Среди "праведников" и детей, чьи души не тронуты растлевающим хищничеством, среди тех, кто не разучился слышать "бога-природу", в их идиллической любви и сердечности укрывался Левитов от меркантильного века. Но он прекрасно понимал, что подобные натуры, хоть и скрашивают духовную нищету деревни, еще долго не смогут стать явлением всеобщим ("Какие такие устои могут быть у бедняка, у человека голодного?.." - говорил он). А в новой, переворошенной деревне они и вовсе стали не в чести. И хотя писателя всегда тянуло к тем, кто сохранил в тяжелом крестьянском труде способность слышать "шелест дремучего леса, птичьи крики и взлеты", обретать светлое чувство в церковных службах, забывать себя в чужом горе, он понимал - все последовательней уважение деревенского люда снискивают не эти "блаженные" и "поэты". "Основательные" мужики, исподволь припасавшие на черный день, почувствовали свое время ("Сельское учение"). Сельская трудовая жизнь изменяла свои нравы.

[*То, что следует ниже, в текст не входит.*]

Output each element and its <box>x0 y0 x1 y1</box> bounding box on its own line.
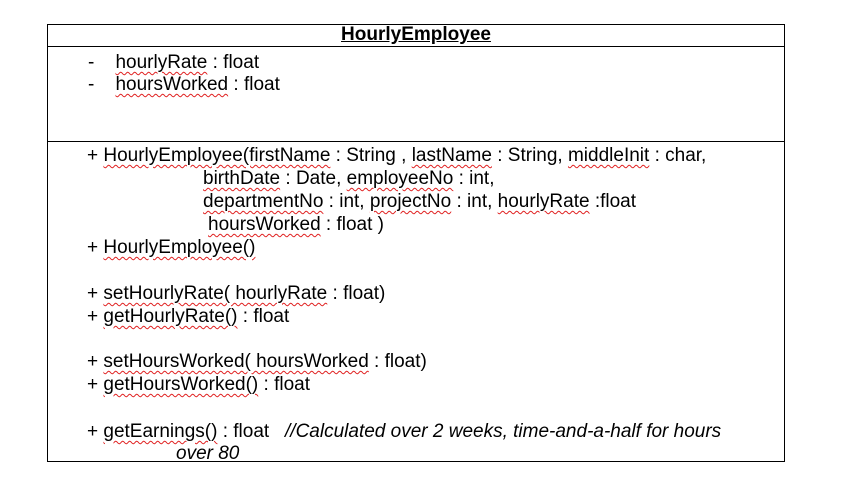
return-type: : float <box>237 306 290 327</box>
param-type: : float ) <box>320 214 385 235</box>
uml-class-box <box>47 24 785 462</box>
method-name: setHourlyRate( hourlyRate <box>103 283 328 304</box>
param-name: middleInit <box>567 145 650 166</box>
attribute-name: hoursWorked <box>115 74 229 95</box>
attribute-name: hourlyRate <box>115 52 208 73</box>
visibility-private: - <box>88 74 95 95</box>
compartment-divider-bottom <box>48 141 784 142</box>
param-name: birthDate <box>203 168 281 189</box>
method-set-hourly-rate <box>87 283 385 305</box>
method-constructor-full-line2 <box>203 168 495 190</box>
method-name: setHoursWorked( hoursWorked <box>103 351 369 372</box>
param-name: departmentNo <box>203 191 324 212</box>
method-name: getEarnings() <box>103 421 218 442</box>
visibility-public: + <box>87 237 104 258</box>
param-name: hourlyRate <box>497 191 590 212</box>
visibility-private: - <box>88 52 95 73</box>
param-type: : char, <box>649 145 707 166</box>
visibility-public: + <box>87 351 104 372</box>
visibility-public: + <box>87 421 104 442</box>
method-signature: : float) <box>368 351 427 372</box>
method-name: HourlyEmployee(firstName <box>103 145 331 166</box>
return-type: : float <box>258 374 310 395</box>
param-type: : int, <box>323 191 370 212</box>
visibility-public: + <box>87 145 104 166</box>
method-set-hours-worked <box>87 351 427 373</box>
method-constructor-full-line3 <box>203 191 636 213</box>
method-constructor-full-line4 <box>208 214 384 236</box>
param-name: lastName <box>411 145 492 166</box>
param-name: projectNo <box>369 191 452 212</box>
method-signature: : float) <box>327 283 386 304</box>
attribute-hourly-rate <box>88 52 259 74</box>
method-comment: //Calculated over 2 weeks, time-and-a-half for hours <box>285 421 722 442</box>
param-type: : int, <box>451 191 498 212</box>
method-constructor-default <box>87 237 255 259</box>
method-name: HourlyEmployee() <box>103 237 256 258</box>
method-name: getHourlyRate() <box>103 306 238 327</box>
param-type: : int, <box>453 168 495 189</box>
param-type: : String , <box>330 145 412 166</box>
method-constructor-full <box>87 145 706 167</box>
attribute-hours-worked <box>88 74 280 96</box>
param-type: :float <box>589 191 637 212</box>
attribute-type: : float <box>233 74 280 95</box>
visibility-public: + <box>87 374 104 395</box>
method-get-earnings <box>87 421 721 443</box>
attribute-type: : float <box>212 52 260 73</box>
method-name: getHoursWorked() <box>103 374 259 395</box>
param-type: : Date, <box>280 168 347 189</box>
method-get-hours-worked <box>87 374 310 396</box>
visibility-public: + <box>87 306 104 327</box>
visibility-public: + <box>87 283 104 304</box>
method-get-hourly-rate <box>87 306 289 328</box>
param-name: hoursWorked <box>208 214 321 235</box>
method-comment-continued: over 80 <box>176 443 240 464</box>
class-name: HourlyEmployee <box>341 24 491 45</box>
param-name: employeeNo <box>346 168 454 189</box>
compartment-divider-top <box>48 46 784 47</box>
return-type: : float <box>217 421 286 442</box>
param-type: : String, <box>491 145 568 166</box>
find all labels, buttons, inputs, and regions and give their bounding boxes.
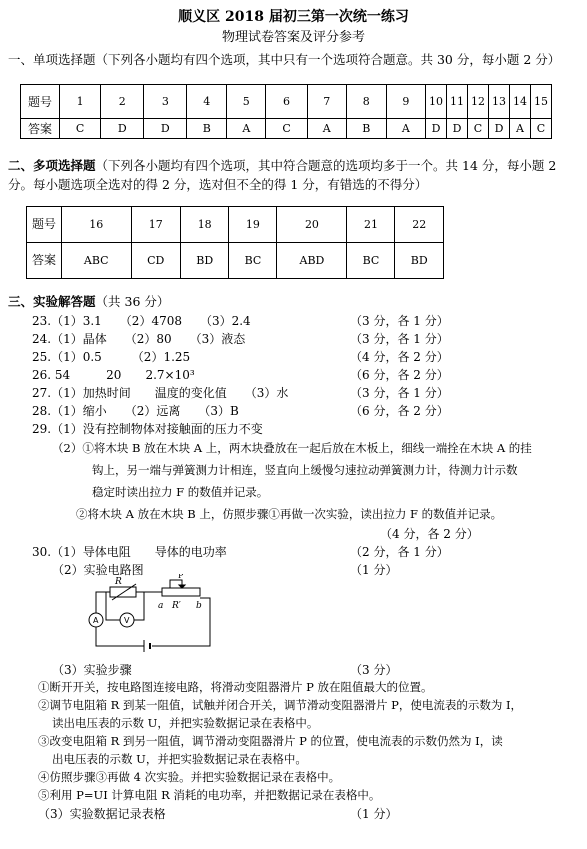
answer-cell: A bbox=[510, 119, 531, 139]
question-number: 14 bbox=[510, 85, 531, 119]
answer-cell: BD bbox=[395, 243, 444, 279]
score-note: （1 分） bbox=[350, 807, 398, 821]
answer-cell: ABD bbox=[277, 243, 347, 279]
answer-line: 28.（1）缩小 （2）远离 （3）B bbox=[32, 404, 239, 418]
answer-cell: ABC bbox=[62, 243, 132, 279]
question-number: 3 bbox=[144, 85, 187, 119]
score-note: （6 分，各 2 分） bbox=[350, 404, 449, 418]
answer-cell: BC bbox=[347, 243, 395, 279]
label-b: b bbox=[196, 601, 202, 611]
label-r-prime: R′ bbox=[172, 601, 181, 611]
answer-cell: D bbox=[144, 119, 187, 139]
section1-heading: 一、单项选择题（下列各小题均有四个选项，其中只有一个选项符合题意。共 30 分，每小题 2 分） bbox=[8, 52, 561, 67]
question-number: 9 bbox=[386, 85, 425, 119]
label-p: P bbox=[178, 574, 184, 580]
answer-cell: D bbox=[489, 119, 510, 139]
score-note: （6 分，各 2 分） bbox=[350, 368, 449, 382]
q29-part2-line4: ②将木块 A 放在木块 B 上，仿照步骤①再做一次实验，读出拉力 F 的数值并记录。 bbox=[76, 507, 503, 521]
question-number: 6 bbox=[266, 85, 307, 119]
score-note: （2 分，各 1 分） bbox=[350, 545, 449, 559]
table-row-questions bbox=[27, 207, 444, 243]
question-number: 18 bbox=[180, 207, 229, 243]
single-choice-answer-table bbox=[20, 84, 552, 139]
answer-line: 27.（1）加热时间 温度的变化值 （3）水 bbox=[32, 386, 289, 400]
table-row-answers bbox=[21, 119, 552, 139]
row-label-answer: 答案 bbox=[27, 243, 62, 279]
step-line: ⑤利用 P=UI 计算电阻 R 消耗的电功率，并把数据记录在表格中。 bbox=[38, 788, 381, 802]
row-label-question: 题号 bbox=[27, 207, 62, 243]
answer-cell: D bbox=[101, 119, 144, 139]
answer-cell: A bbox=[307, 119, 346, 139]
answer-cell: D bbox=[426, 119, 447, 139]
step-line: 读出电压表的示数 U，并把实验数据记录在表格中。 bbox=[52, 716, 319, 730]
answer-cell: B bbox=[346, 119, 386, 139]
question-number: 17 bbox=[131, 207, 180, 243]
answer-cell: CD bbox=[131, 243, 180, 279]
q30-part1: 30.（1）导体电阻 导体的电功率 bbox=[32, 545, 227, 559]
section3-heading bbox=[8, 292, 169, 310]
score-note: （4 分，各 2 分） bbox=[350, 350, 449, 364]
table-row-questions bbox=[21, 85, 552, 119]
step-line: 出电压表的示数 U，并把实验数据记录在表格中。 bbox=[52, 752, 307, 766]
question-number: 11 bbox=[447, 85, 468, 119]
circuit-wire bbox=[96, 600, 144, 646]
section2-heading bbox=[8, 156, 556, 174]
answer-cell: C bbox=[468, 119, 489, 139]
q29-part2-line1: （2）①将木块 B 放在木块 A 上，两木块叠放在一起后放在木板上，细线一端拴在木块 A 的挂 bbox=[52, 441, 532, 455]
row-label-answer: 答案 bbox=[21, 119, 60, 139]
q29-part2-line3: 稳定时读出拉力 F 的数值并记录。 bbox=[92, 485, 269, 499]
resistor-box-r bbox=[110, 587, 136, 597]
question-number: 19 bbox=[229, 207, 277, 243]
answer-cell: BC bbox=[229, 243, 277, 279]
slide-rheostat bbox=[162, 588, 200, 596]
question-number: 1 bbox=[60, 85, 101, 119]
step-line: ④仿照步骤③再做 4 次实验。并把实验数据记录在表格中。 bbox=[38, 770, 341, 784]
section2-heading-line2: 分。每小题选项全选对的得 2 分，选对但不全的得 1 分，有错选的不得分） bbox=[8, 177, 428, 192]
section3-heading-bold: 三、实验解答题 bbox=[8, 294, 96, 309]
q29-part2-line2: 钩上，另一端与弹簧测力计相连，竖直向上缓慢匀速拉动弹簧测力计，待测力计示数 bbox=[92, 463, 518, 477]
step-line: ①断开开关，按电路图连接电路，将滑动变阻器滑片 P 放在阻值最大的位置。 bbox=[38, 680, 433, 694]
question-number: 16 bbox=[62, 207, 132, 243]
answer-cell: C bbox=[266, 119, 307, 139]
page-title: 顺义区 2018 届初三第一次统一练习 bbox=[178, 9, 409, 25]
question-number: 4 bbox=[187, 85, 227, 119]
score-note: （3 分） bbox=[350, 663, 398, 677]
ammeter-label: A bbox=[93, 616, 99, 625]
question-number: 21 bbox=[347, 207, 395, 243]
answer-cell: C bbox=[60, 119, 101, 139]
section3-heading-rest: （共 36 分） bbox=[95, 294, 170, 309]
answer-line: 23.（1）3.1 （2）4708 （3）2.4 bbox=[32, 314, 251, 328]
section2-heading-rest: （下列各小题均有四个选项，其中符合题意的选项均多于一个。共 14 分，每小题 2 bbox=[95, 158, 557, 173]
answer-line: 26. 54 20 2.7×10³ bbox=[32, 368, 195, 382]
circuit-diagram bbox=[82, 574, 232, 654]
answer-cell: B bbox=[187, 119, 227, 139]
multi-choice-answer-table bbox=[26, 206, 444, 279]
question-number: 20 bbox=[277, 207, 347, 243]
question-number: 13 bbox=[489, 85, 510, 119]
question-number: 10 bbox=[426, 85, 447, 119]
q30-part3: （3）实验步骤 bbox=[52, 663, 132, 677]
step-line: ②调节电阻箱 R 到某一阻值，试触并闭合开关，调节滑动变阻器滑片 P，使电流表的示数为 I， bbox=[38, 698, 523, 712]
label-r: R bbox=[115, 577, 122, 587]
circuit-wire bbox=[96, 592, 110, 600]
answer-cell: C bbox=[531, 119, 552, 139]
step-line: ③改变电阻箱 R 到另一阻值，调节滑动变阻器滑片 P 的位置，使电流表的示数仍然为 I，读 bbox=[38, 734, 503, 748]
page-subtitle: 物理试卷答案及评分参考 bbox=[221, 30, 365, 45]
answer-cell: A bbox=[386, 119, 425, 139]
q29-part1: 29.（1）没有控制物体对接触面的压力不变 bbox=[32, 422, 263, 436]
label-a: a bbox=[158, 601, 164, 611]
answer-cell: A bbox=[227, 119, 266, 139]
question-number: 8 bbox=[346, 85, 386, 119]
question-number: 2 bbox=[101, 85, 144, 119]
score-note: （3 分，各 1 分） bbox=[350, 332, 449, 346]
q30-part4: （3）实验数据记录表格 bbox=[38, 807, 166, 821]
table-row-answers bbox=[27, 243, 444, 279]
section2-heading-bold: 二、多项选择题 bbox=[8, 158, 96, 173]
voltmeter-label: V bbox=[124, 616, 130, 625]
question-number: 5 bbox=[227, 85, 266, 119]
row-label-question: 题号 bbox=[21, 85, 60, 119]
score-note: （3 分，各 1 分） bbox=[350, 314, 449, 328]
answer-line: 24.（1）晶体 （2）80 （3）液态 bbox=[32, 332, 246, 346]
score-note: （3 分，各 1 分） bbox=[350, 386, 449, 400]
answer-line: 25.（1）0.5 （2）1.25 bbox=[32, 350, 191, 364]
answer-cell: BD bbox=[180, 243, 229, 279]
score-note: （4 分，各 2 分） bbox=[380, 527, 479, 541]
answer-cell: D bbox=[447, 119, 468, 139]
question-number: 7 bbox=[307, 85, 346, 119]
score-note: （1 分） bbox=[350, 563, 398, 577]
question-number: 15 bbox=[531, 85, 552, 119]
q30-part2: （2）实验电路图 bbox=[52, 563, 144, 577]
question-number: 22 bbox=[395, 207, 444, 243]
question-number: 12 bbox=[468, 85, 489, 119]
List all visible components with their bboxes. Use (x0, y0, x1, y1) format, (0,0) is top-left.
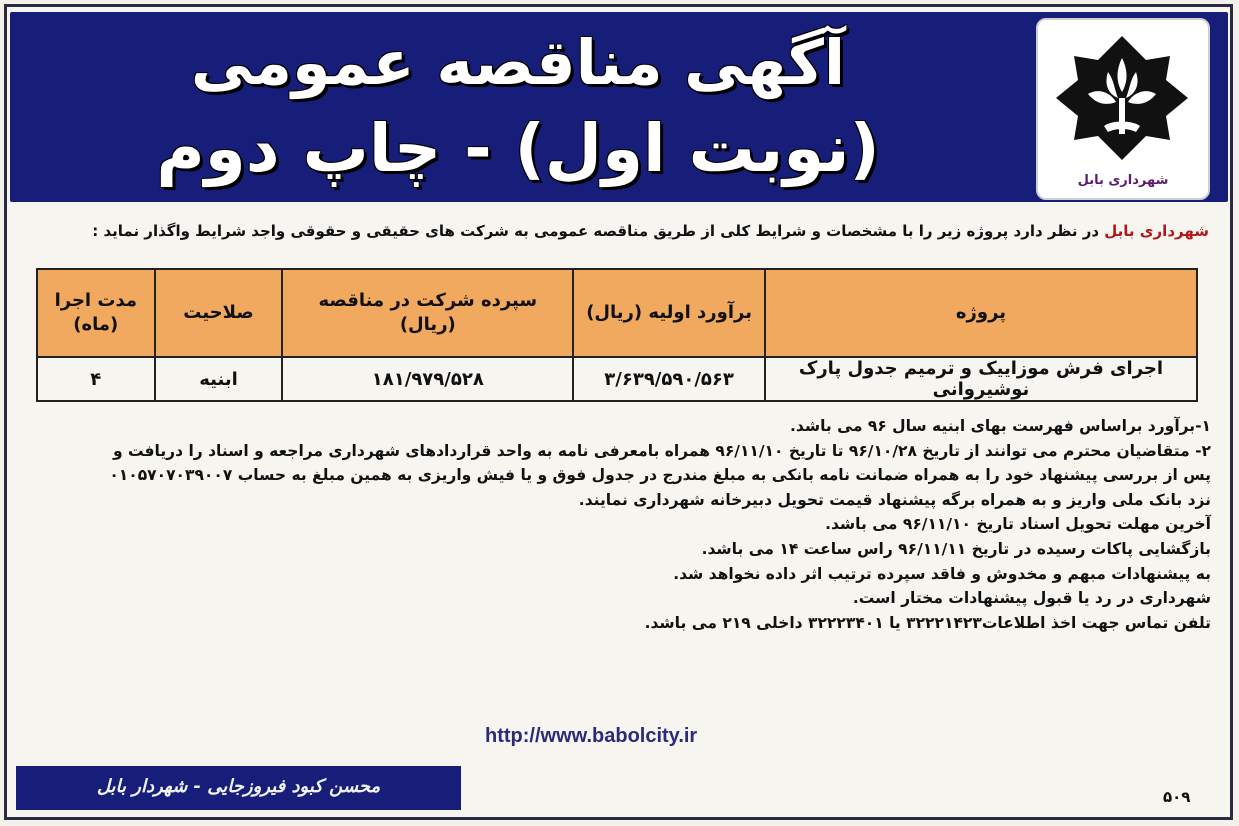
ad-title-line1: آگهی مناقصه عمومی (190, 26, 846, 99)
cell-duration: ۴ (37, 357, 155, 401)
website-link[interactable]: http://www.babolcity.ir (485, 725, 698, 747)
note-line: به پیشنهادات مبهم و مخدوش و فاقد سپرده ترتیب اثر داده نخواهد شد. (673, 564, 1211, 583)
note-line: ۱-برآورد براساس فهرست بهای ابنیه سال ۹۶ می باشد. (790, 417, 1211, 435)
mayor-signature: محسن کبود فیروزجایی - شهردار بابل (96, 776, 381, 797)
note-line: ۲- متقاضیان محترم می توانند از تاریخ ۹۶/۱۰/۲۸ تا تاریخ ۹۶/۱۱/۱۰ همراه بامعرفی نامه به واحد قراردادهای شهرداری مراجعه و اسناد را دریافت و (112, 441, 1211, 460)
ad-header (10, 12, 1228, 202)
emblem-icon (1048, 28, 1196, 168)
note-line: بازگشایی پاکات رسیده در تاریخ ۹۶/۱۱/۱۱ راس ساعت ۱۴ می باشد. (701, 539, 1211, 558)
note-line: شهرداری در رد یا قبول پیشنهادات مختار است. (852, 589, 1211, 608)
intro-text: در نظر دارد پروژه زیر را با مشخصات و شرایط کلی از طریق مناقصه عمومی به شرکت های حقیقی و حقوقی واجد شرایط واگذار نماید : (92, 222, 1105, 240)
intro-org-name: شهرداری بابل (1104, 222, 1209, 240)
header-duration: مدت اجرا (ماه) (37, 269, 155, 357)
table-header-row (37, 269, 1197, 357)
cell-qualification: ابنیه (155, 357, 283, 401)
ad-code: ۵۰۹ (1163, 788, 1191, 806)
note-line: نزد بانک ملی واریز و به همراه برگه پیشنهاد قیمت تحویل دبیرخانه شهرداری نمایند. (578, 490, 1211, 509)
cell-estimate: ۳/۶۳۹/۵۹۰/۵۶۳ (573, 357, 765, 401)
cell-deposit: ۱۸۱/۹۷۹/۵۲۸ (282, 357, 573, 401)
note-line: آخرین مهلت تحویل اسناد تاریخ ۹۶/۱۱/۱۰ می باشد. (825, 515, 1211, 534)
header-estimate: برآورد اولیه (ریال) (573, 269, 765, 357)
cell-project: اجرای فرش موزاییک و ترمیم جدول پارک نوشیروانی (765, 357, 1197, 401)
header-project: پروژه (765, 269, 1197, 357)
ad-title-line2: (نوبت اول) - چاپ دوم (156, 110, 880, 187)
header-deposit: سپرده شرکت در مناقصه (ریال) (282, 269, 573, 357)
logo-caption: شهرداری بابل (1077, 173, 1169, 188)
signature-bar (16, 766, 461, 810)
header-qualification: صلاحیت (155, 269, 283, 357)
intro-paragraph (29, 222, 1209, 240)
note-line: تلفن تماس جهت اخذ اطلاعات۳۲۲۲۱۴۲۳ یا ۳۲۲۲۳۴۰۱ داخلی ۲۱۹ می باشد. (644, 613, 1211, 632)
table-row (37, 357, 1197, 401)
project-table (36, 268, 1198, 402)
note-line: پس از بررسی پیشنهاد خود را به همراه ضمانت نامه بانکی به مبلغ مندرج در جدول فوق و یا فیش واریزی به همین مبلغ به حساب ۰۱۰۵۷۰۷۰۳۹۰۰۷ (109, 466, 1211, 485)
municipality-logo (1036, 18, 1210, 200)
conditions-list (26, 414, 1211, 635)
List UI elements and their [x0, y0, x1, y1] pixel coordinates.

Давно замечено, что в переломные периоды истории искусство оказывается кое в чем подвижней общественных наук, опережая их в отображении психологических особенностей различных социальных типов. Демократический очерк благодаря гибкой природе своего жанра давал возможность запечатлевать движение жизни, не психический склад тех или иных классов, а именно психический сдвиг. В произведениях Левитова ясно видно, как шатались патриархальные установления в семейных, религиозных, в "мирских" сферах. Достоинства определялись по умению "добывать деньгу" - не зарабатывать, а именно добывать. Дочери ли, отпущенные в город, в "горничные", обирают незадачливых поклонников "из благородных", сыновья ли разбойничают на большой дороге, - все это "ради семейства", следовательно - умно, следовательно - одобряется. А деревни близ больших городов и вовсе крестьянское дело оставили - ни пахотой, ни торговлей, ни "рукомеслами" не занимаются. "Мы, сударыня ты моя, кормимся от вашего брата, потому как приезжают к нам господа для вольного воздуха… По шоссе опять много всякого народа и ходит и ездит, ну, значит, от другого…" - многозначительно добавляет недавний хлебопашец ("Беспечальный народ", 1869). Исконные деревенские "предания" рушились.